If the node passed in to the function is null, it’s just going to return 0, and will not execute the rest of the function. This happens when we are at a leaf node, ending a branch.

Let’s look at what this code actually does, step by step. We first call sumAllNodes(treeNode1); This was our root node (CEO).

sumAllNodes(treeNode1);
node is not null. Return 1 + sumAllNodes(node.child1) + sumAllNodes(node.child2) + sumAllNodes(node.child3);

3. CEO return cannot happen until we know what sumAllNodes(treeNode2) and sumAllNodes(treeNode3) (the manager nodes) will return, so we call the function again with those nodes passed in.

4. Each manager node returns the same. Return 1 + sumAllNodes(node.child1) + sumAllNodes(node.child2) + sumAllNodes(node.child3);

5. Manager nodes can’t return until we know what the sumAllNodes function will return when the employee nodes are passed in.

6. sumAllNodes(treeNode4); Return 1 + sumAllNodes(node.child1) + sumAllNodes(node.child2) + sumAllNodes(node.child3);

7. Finally, we hit our base case, since treeNode4.child1, treeNode4.child2, and treeNode4.child3 are all null, they return 0 (as per our base case)

8. The employees finally can return 1 + 0 + 0 + 0, or 1, up to the function with the manager node passed in.

9. This tells the manager calls to return 1 + 1 + 1 + 1 or 4, and passes this value to the initial function with the CEO node passed in.

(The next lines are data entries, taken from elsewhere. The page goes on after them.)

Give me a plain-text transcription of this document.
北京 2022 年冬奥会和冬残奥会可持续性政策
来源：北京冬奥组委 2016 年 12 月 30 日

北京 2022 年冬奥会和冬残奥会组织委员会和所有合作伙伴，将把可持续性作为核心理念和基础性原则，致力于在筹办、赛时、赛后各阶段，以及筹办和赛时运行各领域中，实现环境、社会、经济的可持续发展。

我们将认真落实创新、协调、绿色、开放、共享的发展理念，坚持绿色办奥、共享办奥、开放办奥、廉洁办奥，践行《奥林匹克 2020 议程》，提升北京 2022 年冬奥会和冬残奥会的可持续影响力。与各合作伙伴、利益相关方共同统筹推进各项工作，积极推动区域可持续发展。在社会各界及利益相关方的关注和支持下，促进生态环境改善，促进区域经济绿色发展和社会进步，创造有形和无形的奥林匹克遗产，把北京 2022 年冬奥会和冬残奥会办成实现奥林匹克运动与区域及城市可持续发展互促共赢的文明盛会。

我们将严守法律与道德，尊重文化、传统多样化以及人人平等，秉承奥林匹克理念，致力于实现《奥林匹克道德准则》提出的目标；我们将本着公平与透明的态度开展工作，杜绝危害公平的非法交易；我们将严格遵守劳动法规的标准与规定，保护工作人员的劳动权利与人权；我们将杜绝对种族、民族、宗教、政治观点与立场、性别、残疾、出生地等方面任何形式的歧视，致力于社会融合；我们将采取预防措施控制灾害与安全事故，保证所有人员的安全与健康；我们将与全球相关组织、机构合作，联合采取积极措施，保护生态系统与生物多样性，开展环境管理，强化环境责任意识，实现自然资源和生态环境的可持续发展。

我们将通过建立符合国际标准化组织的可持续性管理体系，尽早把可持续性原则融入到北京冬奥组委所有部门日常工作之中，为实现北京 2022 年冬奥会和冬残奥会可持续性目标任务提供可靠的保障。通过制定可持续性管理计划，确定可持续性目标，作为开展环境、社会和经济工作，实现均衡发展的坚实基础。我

10. Now that we know the return calls for the managers, the CEO can finally return 1 + 4 + 4 + 0 (1 plus the sum of the sums of his 2 child nodes).

11. Return 9. And we see the answer is correct!

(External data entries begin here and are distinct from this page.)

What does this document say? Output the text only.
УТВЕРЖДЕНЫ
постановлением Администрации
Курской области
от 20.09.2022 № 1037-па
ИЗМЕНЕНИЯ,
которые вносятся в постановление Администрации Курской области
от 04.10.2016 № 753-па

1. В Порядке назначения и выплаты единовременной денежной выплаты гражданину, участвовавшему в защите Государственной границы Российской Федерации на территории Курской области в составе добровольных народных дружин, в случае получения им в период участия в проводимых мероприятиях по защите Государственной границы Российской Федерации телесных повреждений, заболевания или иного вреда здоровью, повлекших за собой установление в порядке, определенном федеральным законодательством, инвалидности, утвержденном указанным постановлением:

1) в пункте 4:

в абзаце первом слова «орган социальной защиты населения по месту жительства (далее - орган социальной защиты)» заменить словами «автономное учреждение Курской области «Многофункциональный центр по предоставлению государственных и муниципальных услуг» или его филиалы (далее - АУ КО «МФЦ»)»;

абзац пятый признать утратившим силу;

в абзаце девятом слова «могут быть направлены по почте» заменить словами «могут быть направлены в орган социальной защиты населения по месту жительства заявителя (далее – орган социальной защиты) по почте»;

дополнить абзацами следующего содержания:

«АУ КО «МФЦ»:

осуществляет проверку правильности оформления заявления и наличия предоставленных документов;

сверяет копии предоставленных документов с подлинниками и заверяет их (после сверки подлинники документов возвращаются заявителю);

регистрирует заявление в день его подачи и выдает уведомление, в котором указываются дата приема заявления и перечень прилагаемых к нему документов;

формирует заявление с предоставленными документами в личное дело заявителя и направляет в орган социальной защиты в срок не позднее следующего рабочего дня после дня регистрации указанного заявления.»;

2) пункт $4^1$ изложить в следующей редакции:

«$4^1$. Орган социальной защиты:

This seems complicated, for such a simple problem, but when we begin to scale things up, recursion allows us to tackle very large problems by breaking them into smaller parts, and finding the formulas to solve them dynamically.

Trees are designed to compliment dynamic programming. They are meant to be traversed, added to, and deleted from programmatically and typically utilizing recursive functions.

Other Flavors of Trees:

With additional constraints, we can create custom trees for unique solutions to our data queries. Here are a few of the most common:

Binary Tree

Binary trees have a maximum of 2 children per parent node, and are typically used in searching and sorting in a large file system.

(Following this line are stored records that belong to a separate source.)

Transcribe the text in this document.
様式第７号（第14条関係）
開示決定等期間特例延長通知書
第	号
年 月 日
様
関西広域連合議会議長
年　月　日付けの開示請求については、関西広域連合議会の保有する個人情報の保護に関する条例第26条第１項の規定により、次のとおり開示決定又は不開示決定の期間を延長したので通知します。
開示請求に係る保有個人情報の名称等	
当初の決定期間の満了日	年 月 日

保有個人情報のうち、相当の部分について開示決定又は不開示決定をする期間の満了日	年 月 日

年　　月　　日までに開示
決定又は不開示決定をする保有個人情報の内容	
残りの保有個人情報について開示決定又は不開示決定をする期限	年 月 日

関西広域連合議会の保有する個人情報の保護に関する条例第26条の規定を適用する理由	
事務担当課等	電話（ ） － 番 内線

A binary tree class would look something like this.

Binary Search Tree (BST)

Let’s add another constraint:

Every node to the left of any given node must be strictly less than the given node, and every node to the right of a given node must be strictly greater than to the given node. Whether duplicate values are allowed and whether they should go to the right or left of their twin node is up to the developer.

Now we have ourselves a Binary Search Tree.

The ordered nature of BSTs make them a perfect choice for:

Multi-Level Indexing
Implementing various search algorithms
Maintaining a sorted stream of data

Red Black Trees

Red Black Trees are a special breed of search tree that keep its own subtrees balanced. Here are the criteria for a Red Black Tree:

Every node is either red or black
The root and leaf nodes are always black
If a node is red, then its children are black
All paths from a node to its leaf descendants contain the same number of black nodes

Let’s look at an example.

In this tree, we would have to consider the color scheme as we add or delete nodes, so a rotation scheme would need to be implemented. Because of the sorted nature of this tree all three operations (search, insert, delete) would each run in O(log^n) time and O(n) space, with one bit needed to store the red/black status of the node.

Conclusion

Trees are an incredibly common and helpful data structure, especially when sorting hierarchical systems and data streams. Thank you for sticking through this far and happy coding!